2. Checking Link Status Codes

  • Once you’ve collected the URLs, the next step is verifying their status codes. Broken links typically return response codes of 4xx or 5xx . Playwright’s built-in request functionality makes it simple to check the status of each link.

Script to validate link status codes

const { chromium } = require('playwright');

(async () => {
    const browser = await chromium.launch();
    const page = await browser.newPage();

    await page.goto('https://example.com');

    // Extract all links
    const links = await page.$$eval('a', elements => elements.map(el => el.href));

    // Check each link's status
    for (const link of links) {
        try {
            const response = await page.evaluate((url) => {
                return fetch(url, { method: 'HEAD' }).then(res => res.status);
            }, link);

            if (response >= 400) {
                console.log(`Broken link found: ${link} (status: ${response})`);
            } else {
                console.log(`Valid link: ${link} (status: ${response})`);
            }
        } catch (error) {
            console.log(`Error fetching URL: ${link}. Error: ${error.message}`);
        }
    }

    await browser.close();
})();
    

This code snippet checks every link fetched from the webpage. It uses fetch with a HEAD request to get the response status efficiently. Links returning status codes 400 or higher are flagged as broken.

3. Logging Results

  • Properly logging the results is critical. This allows you to document broken links and investigate further. By saving the output into a file or database, you create a permanent reference for debugging.

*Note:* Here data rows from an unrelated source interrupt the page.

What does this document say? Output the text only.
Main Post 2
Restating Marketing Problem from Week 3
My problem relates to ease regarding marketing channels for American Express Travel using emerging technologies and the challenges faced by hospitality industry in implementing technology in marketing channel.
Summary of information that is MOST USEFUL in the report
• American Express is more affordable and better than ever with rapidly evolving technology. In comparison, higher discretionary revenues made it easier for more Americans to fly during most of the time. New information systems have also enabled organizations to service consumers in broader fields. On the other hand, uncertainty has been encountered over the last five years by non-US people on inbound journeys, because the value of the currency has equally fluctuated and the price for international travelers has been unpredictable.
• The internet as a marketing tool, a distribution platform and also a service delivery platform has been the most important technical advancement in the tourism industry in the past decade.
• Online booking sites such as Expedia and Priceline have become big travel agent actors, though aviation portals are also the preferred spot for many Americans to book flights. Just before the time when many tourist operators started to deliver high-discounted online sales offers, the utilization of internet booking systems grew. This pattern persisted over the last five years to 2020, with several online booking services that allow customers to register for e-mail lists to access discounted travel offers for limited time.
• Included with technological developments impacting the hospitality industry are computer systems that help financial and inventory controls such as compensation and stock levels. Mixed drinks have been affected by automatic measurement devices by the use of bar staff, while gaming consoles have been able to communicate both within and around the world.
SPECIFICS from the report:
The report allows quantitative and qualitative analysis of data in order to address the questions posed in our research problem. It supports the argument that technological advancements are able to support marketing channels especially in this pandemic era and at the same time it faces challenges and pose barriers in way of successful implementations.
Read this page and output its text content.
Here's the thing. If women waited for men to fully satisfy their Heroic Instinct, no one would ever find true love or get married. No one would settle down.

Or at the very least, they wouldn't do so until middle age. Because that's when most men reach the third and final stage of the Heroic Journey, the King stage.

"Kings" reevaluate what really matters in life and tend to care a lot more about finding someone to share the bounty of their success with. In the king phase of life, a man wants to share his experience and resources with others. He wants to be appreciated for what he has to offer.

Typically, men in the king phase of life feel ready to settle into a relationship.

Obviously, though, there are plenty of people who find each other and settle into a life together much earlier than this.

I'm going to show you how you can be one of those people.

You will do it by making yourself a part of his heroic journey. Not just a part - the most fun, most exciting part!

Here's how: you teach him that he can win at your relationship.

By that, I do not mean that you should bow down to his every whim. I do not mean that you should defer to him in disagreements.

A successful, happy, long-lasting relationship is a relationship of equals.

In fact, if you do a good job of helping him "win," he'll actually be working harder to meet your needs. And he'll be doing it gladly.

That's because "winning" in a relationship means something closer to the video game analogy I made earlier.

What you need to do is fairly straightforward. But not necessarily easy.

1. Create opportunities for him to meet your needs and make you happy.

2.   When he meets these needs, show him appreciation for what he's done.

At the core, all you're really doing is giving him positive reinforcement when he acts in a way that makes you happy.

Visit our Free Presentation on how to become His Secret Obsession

Script to log the results into a text file

const fs = require('fs');

(async () => {
    // Initialize an empty report
    const brokenLinksReport = [];

    // (Insert the link-fetching and status-checking logic here)

    // Example: Append broken links to the report
    for (const link of links) {
        if (response >= 400) {
            brokenLinksReport.push(`Broken link: ${link} (status: ${response})`);
        }
    }

    // Write to a file
    fs.writeFileSync('broken_links_report.txt', brokenLinksReport.join('\n'), 'utf8');

    console.log('Broken links have been logged to broken_links_report.txt');
})();

This method ensures that broken links are saved in a readable and reusable format. Readers of the report can quickly assess problem areas on the site.